We subject our clusters to a lot of automated tests in the widest sense – monitoring, health checks, load tests, penetration tests, vulnerability scans, the list goes on – but every so often I come across test cases that are not well served by any of them. They are usually specific to the way a cluster is used, or how the organisation operating it works. Sometimes there is no objectively correct or incorrect answer, no obvious expected value to specify in our assert statements. I will look at three examples to explain why I think these tests are worth your while.
The first test concerns the OpenShift default of letting all authenticated users create (or, more accurately, request) projects. Let’s say we want to deny non-admin users this power. How do we make sure we have complied with this rule?
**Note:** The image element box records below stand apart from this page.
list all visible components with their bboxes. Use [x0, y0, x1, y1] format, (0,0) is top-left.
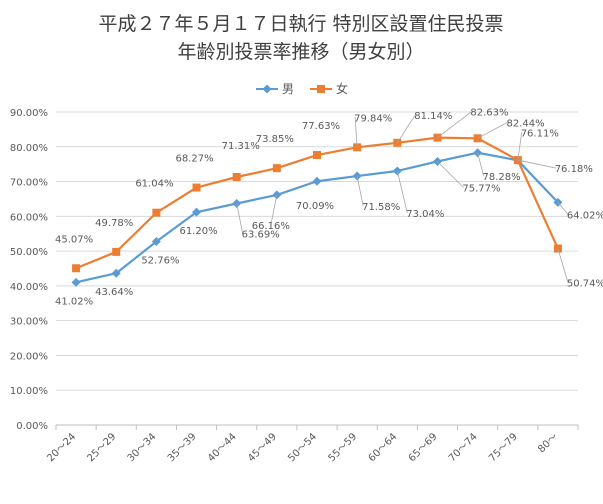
data-label-female: 76.18% [555, 164, 593, 175]
data-label-male: 71.58% [362, 202, 400, 213]
legend-marker-icon [317, 85, 325, 93]
data-label-female: 79.84% [354, 113, 392, 124]
y-tick-label: 30.00% [10, 317, 48, 328]
data-point-male [192, 207, 202, 217]
data-point-female [72, 264, 81, 273]
data-label-male: 75.77% [462, 183, 500, 194]
x-tick-label: 80～ [536, 431, 560, 455]
leader-line [437, 161, 464, 188]
leader-line [437, 111, 472, 138]
y-tick-label: 40.00% [10, 282, 48, 293]
leader-line [477, 152, 485, 176]
data-label-female: 68.27% [175, 154, 213, 165]
data-label-female: 71.31% [222, 141, 260, 152]
data-label-male: 66.16% [252, 221, 290, 232]
y-tick-label: 20.00% [10, 351, 48, 362]
x-tick-label: 50～54 [286, 431, 319, 464]
y-tick-label: 80.00% [10, 143, 48, 154]
data-label-female: 81.14% [414, 111, 452, 122]
x-tick-label: 55～59 [326, 431, 359, 464]
chart-title-line-1: 平成２７年５月１７日執行 特別区設置住民投票 [98, 13, 503, 35]
leader-line [270, 194, 278, 225]
data-point-female [313, 151, 321, 160]
y-tick-label: 50.00% [10, 247, 48, 258]
leader-line [396, 170, 408, 214]
x-tick-label: 40～44 [206, 431, 239, 464]
data-label-female: 82.63% [470, 108, 508, 119]
data-label-female: 73.85% [256, 134, 294, 145]
data-label-male: 52.76% [141, 256, 179, 267]
chart-title-line-2: 年齢別投票率推移（男女別） [177, 41, 424, 63]
x-tick-label: 45～49 [246, 431, 279, 464]
x-tick-label: 60～64 [367, 431, 400, 464]
data-label-male: 78.28% [483, 172, 521, 183]
leader-line [517, 159, 556, 169]
gridlines [56, 111, 578, 426]
leader-line [356, 175, 364, 207]
data-label-male: 63.69% [242, 230, 280, 241]
x-tick-label: 20～24 [45, 431, 78, 464]
x-axis: 20～24 25～29 30～34 35～39 40～44 45～49 50～54 55～59… [45, 425, 579, 464]
x-tick-label: 25～29 [86, 431, 119, 464]
data-point-male [151, 237, 161, 247]
leader-line [517, 132, 523, 161]
legend: 男女 [256, 81, 348, 96]
data-label-female: 61.04% [135, 179, 173, 190]
data-label-female: 45.07% [55, 234, 93, 245]
data-label-male: 64.02% [567, 210, 603, 221]
data-label-male: 41.02% [55, 296, 93, 307]
y-tick-label: 90.00% [10, 108, 48, 119]
leader-line [396, 114, 416, 144]
leader-line [477, 121, 508, 139]
y-tick-label: 0.00% [16, 421, 48, 432]
leader-line [354, 117, 358, 148]
x-tick-label: 70～74 [447, 431, 480, 464]
data-point-male [71, 277, 81, 287]
data-label-male: 43.64% [95, 287, 133, 298]
data-label-female: 82.44% [507, 118, 545, 129]
data-point-male [312, 176, 322, 186]
leader-line [236, 203, 244, 234]
data-point-female [112, 247, 121, 256]
x-tick-label: 30～34 [126, 431, 159, 464]
y-axis: 0.00% 10.00% 20.00% 30.00% 40.00% 50.00% 60.00… [10, 108, 48, 432]
data-point-female [232, 172, 241, 181]
data-labels: 41.02%43.64% 52.76% 61.20% 63.69%66.16% 70.0… [55, 108, 603, 308]
data-point-female [272, 164, 281, 173]
data-label-female: 50.74% [567, 279, 603, 290]
data-point-male [111, 268, 121, 278]
data-label-male: 70.09% [296, 201, 334, 212]
x-tick-label: 35～39 [166, 431, 199, 464]
data-label-female: 77.63% [302, 121, 340, 132]
data-point-female [192, 183, 201, 192]
data-label-male: 76.11% [521, 128, 559, 139]
y-tick-label: 60.00% [10, 212, 48, 223]
legend-marker-icon [262, 84, 272, 94]
data-point-female [152, 208, 161, 217]
leader-line [557, 202, 569, 215]
data-label-male: 61.20% [179, 226, 217, 237]
data-label-female: 49.78% [95, 218, 133, 229]
data-label-male: 73.04% [406, 209, 444, 220]
leader-line [557, 248, 569, 283]
x-tick-label: 65～69 [407, 431, 440, 464]
x-tick-label: 75～79 [487, 431, 520, 464]
y-tick-label: 70.00% [10, 178, 48, 189]
y-tick-label: 10.00% [10, 386, 48, 397]
legend-label-male: 男 [282, 82, 294, 96]
legend-label-female: 女 [336, 81, 348, 96]
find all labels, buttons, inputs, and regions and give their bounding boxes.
Second, our architecture may require an application scaled to three pods to be distributed across three data centre zones for high availability. We need a test that shows that the built infrastructure matches the architectural requirement.
Third, let’s assume we have just experienced an unplanned downtime. Communication between two projects has failed. Clearly remediation comes first, but how would the administrator go about writing a test that makes sure the pod network is configured correctly?
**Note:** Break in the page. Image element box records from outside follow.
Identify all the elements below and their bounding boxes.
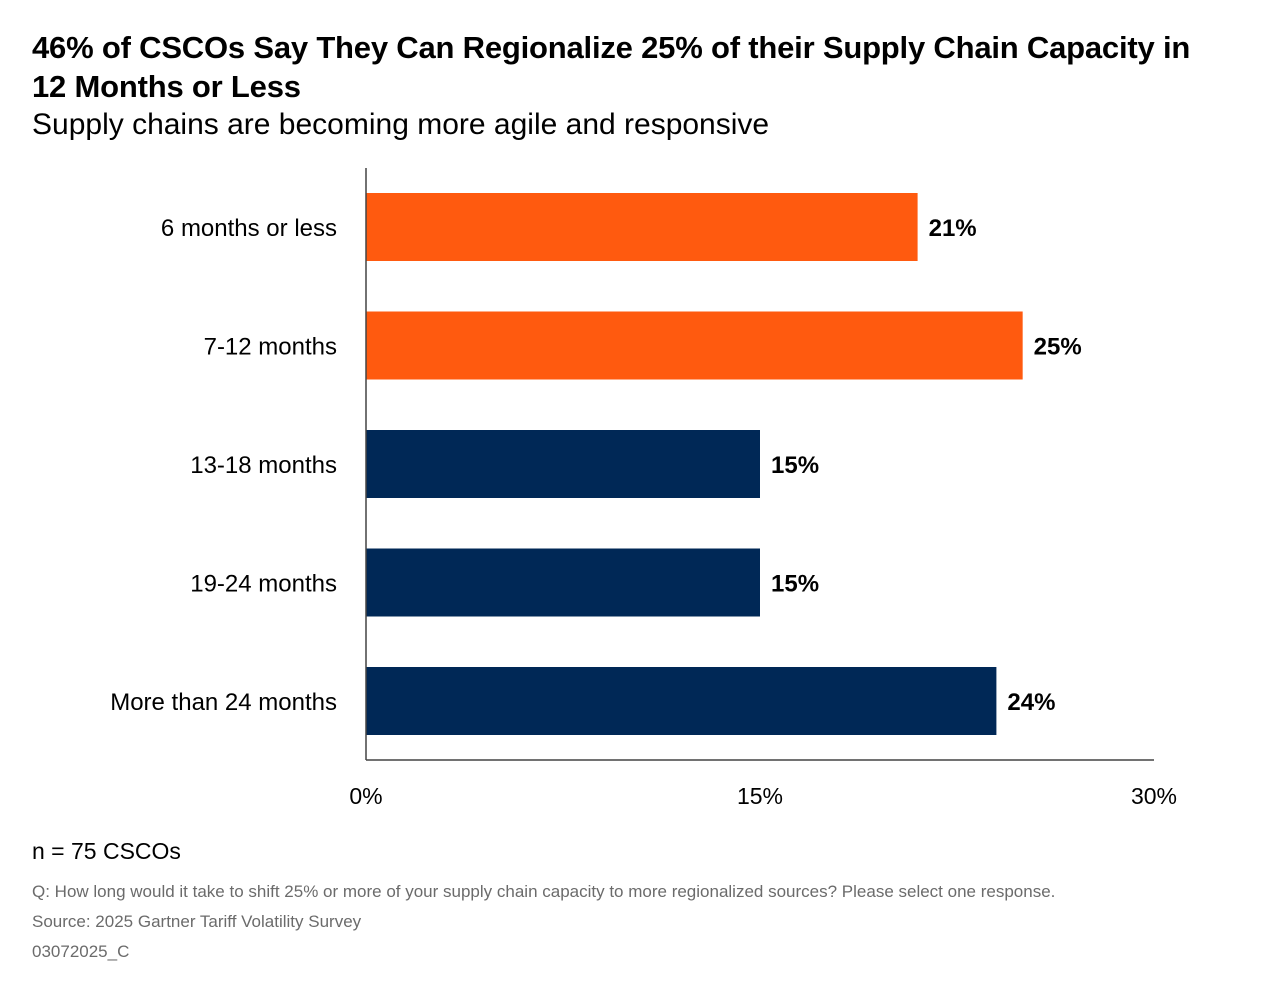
bar-3 [366, 430, 760, 498]
bar-5 [366, 667, 997, 735]
category-label: More than 24 months [110, 689, 337, 716]
category-label: 7-12 months [204, 334, 337, 361]
chart-title: 46% of CSCOs Say They Can Regionalize 25… [32, 30, 1191, 104]
bar-1 [366, 193, 918, 261]
sample-size-note: n = 75 CSCOs [32, 838, 181, 864]
data-label: 15% [771, 571, 819, 598]
chart-subtitle: Supply chains are becoming more agile an… [32, 108, 770, 141]
data-label: 15% [771, 452, 819, 479]
data-label: 25% [1034, 334, 1082, 361]
bar-4 [366, 548, 760, 617]
source-note: Source: 2025 Gartner Tariff Volatility S… [32, 912, 362, 931]
category-label: 6 months or less [161, 215, 337, 242]
category-label: 19-24 months [190, 571, 337, 598]
x-tick-label: 0% [349, 783, 382, 809]
x-tick-label: 15% [737, 783, 783, 809]
data-label: 24% [1007, 689, 1055, 716]
category-label: 13-18 months [190, 452, 337, 479]
survey-question: Q: How long would it take to shift 25% o… [32, 882, 1056, 901]
bar-2 [366, 311, 1023, 380]
data-label: 21% [929, 215, 977, 242]
figure-code: 03072025_C [32, 942, 130, 961]
x-tick-label: 30% [1131, 783, 1177, 809]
The three scenarios have a number of things in common. Each requires direct access to the cluster state held in the master’s etcd database. That interaction alone ensures that these are not inexpensive tests in performance terms. Broadly speaking, these tests should run daily, preferably at a time of reduced load, not every hour of the day. Running them is perhaps most useful after cluster maintenance or upgrades. We will look at sample implementations of these tests in just a moment.
How much work will creating tests like these involve? Thankfully, very little. If we are unsure what to test, a quick glance at our operational guidelines or architecture documentation will help us get started. Writing tests will come naturally to anyone familiar with OpenShift, and should take no more than five minutes in most cases. Kubernetes gives us all the tools we need to implement our test runner.
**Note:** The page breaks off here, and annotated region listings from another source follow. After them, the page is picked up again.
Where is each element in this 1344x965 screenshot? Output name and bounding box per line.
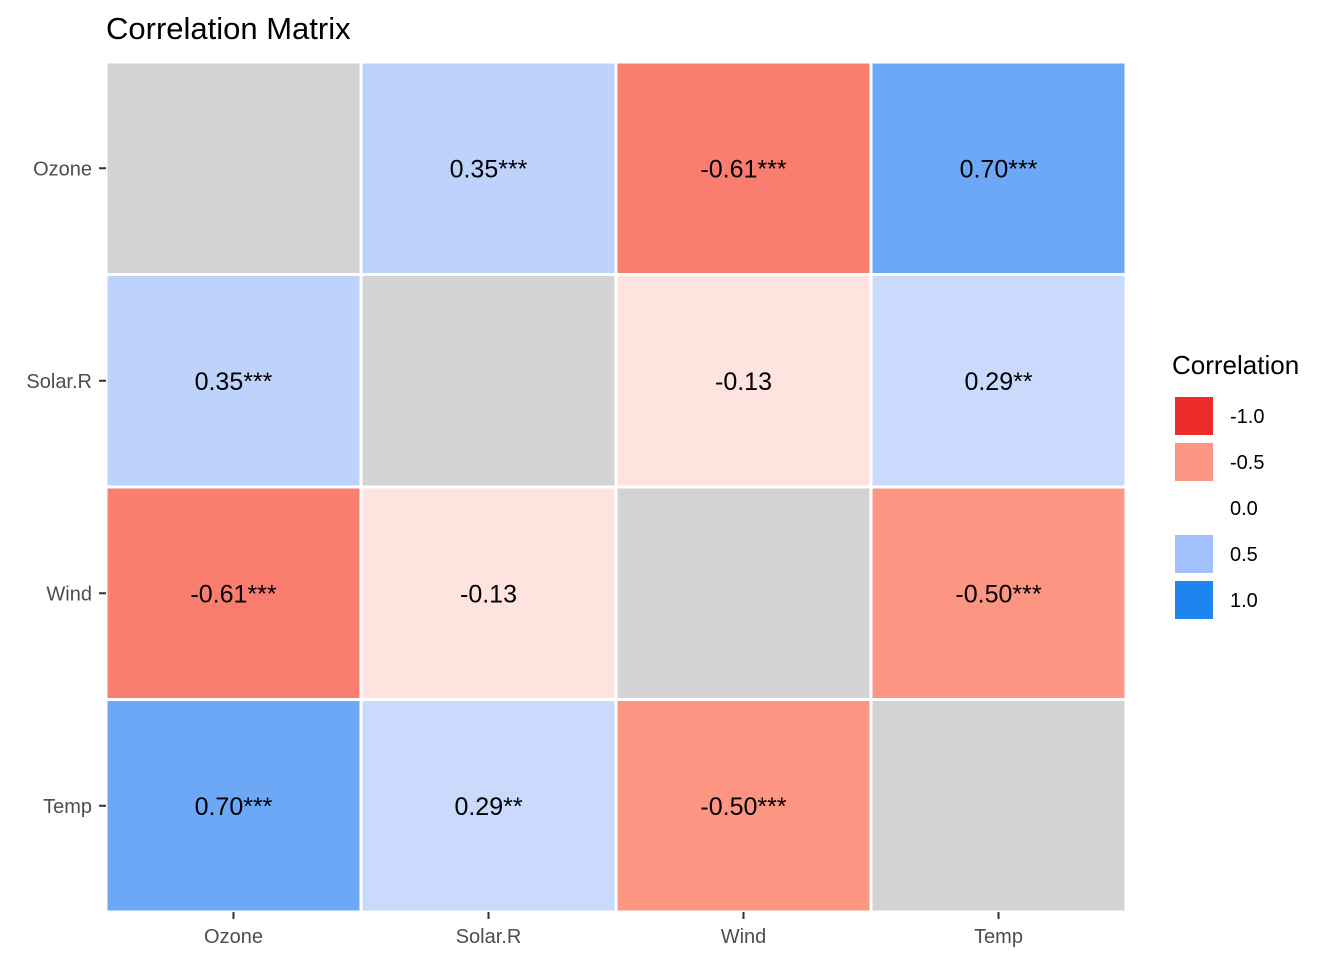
cell-value-label: -0.13: [460, 580, 517, 608]
heatmap-cell: [869, 60, 1128, 276]
cell-value-label: -0.13: [715, 368, 772, 396]
y-tick-label: Temp: [43, 796, 92, 818]
cell-value-label: 0.70***: [960, 155, 1038, 183]
x-tick-label: Temp: [974, 926, 1023, 948]
cell-value-label: -0.61***: [190, 580, 276, 608]
heatmap-cell: [104, 60, 363, 276]
x-tick-label: Ozone: [204, 926, 263, 948]
y-tick-label: Solar.R: [26, 371, 92, 393]
heatmap-cell: [104, 698, 363, 914]
heatmap-cell: [359, 60, 618, 276]
heatmap-cell: [614, 60, 873, 276]
cell-value-label: 0.70***: [195, 793, 273, 821]
heatmap-cell: [869, 273, 1128, 489]
legend-swatch: [1175, 581, 1213, 619]
heatmap-cells: 0.35*** -0.61*** 0.70*** 0.35*** -0.13 0.29**…: [104, 60, 1128, 914]
cell-value-label: 0.35***: [450, 155, 528, 183]
legend-label: -0.5: [1230, 452, 1264, 474]
x-axis: Ozone Solar.R Wind Temp: [204, 912, 1023, 948]
legend-swatch: [1175, 397, 1213, 435]
heatmap-cell: [614, 273, 873, 489]
legend-swatch: [1175, 443, 1213, 481]
cell-value-label: 0.29**: [454, 793, 522, 821]
y-tick-label: Ozone: [33, 158, 92, 180]
legend-title: Correlation: [1172, 350, 1299, 380]
y-axis: Ozone Solar.R Wind Temp: [26, 158, 106, 818]
heatmap-cell: [614, 485, 873, 701]
heatmap-cell: [104, 273, 363, 489]
heatmap-cell: [869, 698, 1128, 914]
legend-swatch: [1175, 535, 1213, 573]
legend: Correlation -1.0 -0.5 0.0 0.5 1.0: [1172, 350, 1299, 622]
chart-title: Correlation Matrix: [106, 11, 351, 46]
legend-label: 0.5: [1230, 544, 1258, 566]
heatmap-cell: [614, 698, 873, 914]
cell-value-label: -0.50***: [700, 793, 786, 821]
legend-label: -1.0: [1230, 406, 1264, 428]
cell-value-label: -0.50***: [955, 580, 1041, 608]
legend-label: 1.0: [1230, 590, 1258, 612]
heatmap-cell: [359, 485, 618, 701]
legend-swatch: [1175, 489, 1213, 527]
heatmap-cell: [359, 273, 618, 489]
cell-value-label: -0.61***: [700, 155, 786, 183]
x-tick-label: Solar.R: [456, 926, 522, 948]
cell-value-label: 0.29**: [964, 368, 1032, 396]
x-tick-label: Wind: [721, 926, 767, 948]
cell-value-label: 0.35***: [195, 368, 273, 396]
y-tick-label: Wind: [46, 583, 92, 605]
legend-label: 0.0: [1230, 498, 1258, 520]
The CronJob object triggers nightly test runs. The payload is a lightweight single-container pod with Kate Ward’s unit test framework shUnit2, oc client, and assorted tools (curl, psql, mysql, jq, awk). All test data is taken from a ConfigMap mounted at launch. The ConfigMap in turn is generated from a folder of test scripts in Git. We will return to the scripts in just a moment.
For now the CronJob object waits for the appointed hour, then triggers a test run. shunit2 processes the test suite (consisting of all test scripts in /etc/openshift-unit.d) and then reports results. Due to a limitation of the CronJob API prior to Kubernetes 1.8, the pod reports success (zero) even in case of errors as returning an error leads to constant redeployments and considerable load on the cluster.